Internals/PatchIndex

Why do we need a patch index?
Creating and inspecting the patch index
Patch Index internal representation
Files and corresponding Data Structures
A complete example
Automatic update
Automatic Creation
Algorithm for creation of patch index
Algorithm for patch index update
Performance

Patch index is an internal optimization in darcs. darcs uses patch index to quickly identify the patches that modified a given file. This is especially useful for the commands log and annotate.

Why do we need a patch index?

A Darcs repository is roughly of type [Patch]. This view is required for merging, conflict handling, cherry-picking, etc.

Some operations are OK using this representation, while others are very slow (mostly query operations):

annotate "Makefile": has to apply all patches (backwards from the current state) back to the creation of the “Makefile”
Same problem:
- log "Makefile"
- show contents Makefile -p "Some old patch"

The solution is to create an additional data structure, that contains some data that speeds up these operations. Then when one runs annotate "Makefile", Darcs quickly finds out which patches touch “Makefile” and ignore all other patches.

Creating and inspecting the patch index

Patch index is created when running log and annotate, and can be created explicitely by passing the flag --with-patch-index to the commands init, clone and convert.
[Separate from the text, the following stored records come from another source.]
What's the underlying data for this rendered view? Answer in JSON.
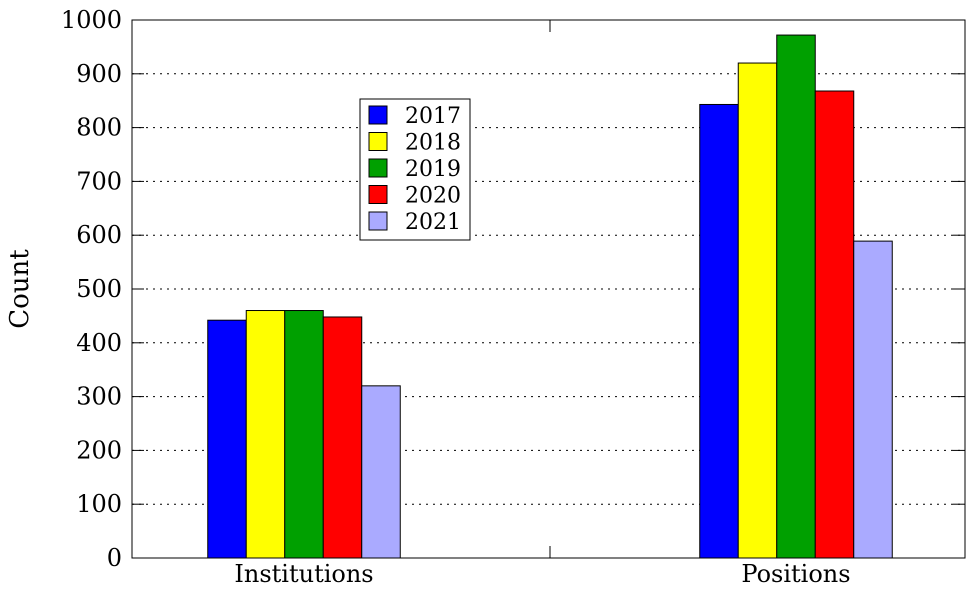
{
  "chart_data": {
    "type": "bar",
    "title": "",
    "xlabel": "",
    "ylabel": "Count",
    "categories": [
      "Institutions",
      "Positions"
    ],
    "series": [
      {
        "name": "2017",
        "color": "#0000ff",
        "values": [
          442,
          843
        ]
      },
      {
        "name": "2018",
        "color": "#ffff00",
        "values": [
          460,
          920
        ]
      },
      {
        "name": "2019",
        "color": "#00a000",
        "values": [
          460,
          972
        ]
      },
      {
        "name": "2020",
        "color": "#ff0000",
        "values": [
          448,
          868
        ]
      },
      {
        "name": "2021",
        "color": "#aaaaff",
        "values": [
          320,
          589
        ]
      }
    ],
    "ylim": [
      0,
      1000
    ],
    "yticks": [
      0,
      100,
      200,
      300,
      400,
      500,
      600,
      700,
      800,
      900,
      1000
    ],
    "grid": "horizontal dotted",
    "legend_position": "upper-left-center"
  }
}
It can also be created explicitely by running darcs optimize enable-patch-index.

To disable patch index creation when using log or annotate, pass the flag --no-patch-index.

Every time patch index is created, the user can hit Ctrl-C, which will interrupt its creation and disable its automatic creation in the future (unless optimize enable-patch-index is explicitely run).

If patch index is enabled, it is automatically updated and used.

Patch index tries to be as invisible as possible to the user. To this end, creating/using/modifying patch index is almost invisible to the end user.

There is however darcs show patch-index which lets the user glean the state of patch index. It is primarily meant for debugging, and outputs whether patch index is not created/out of date/in sync; tests the patch index in the repository with some logical consistency properties; dumps the patch index; displays the files tracked by patch index (this has to be same as the files tracked by darcs).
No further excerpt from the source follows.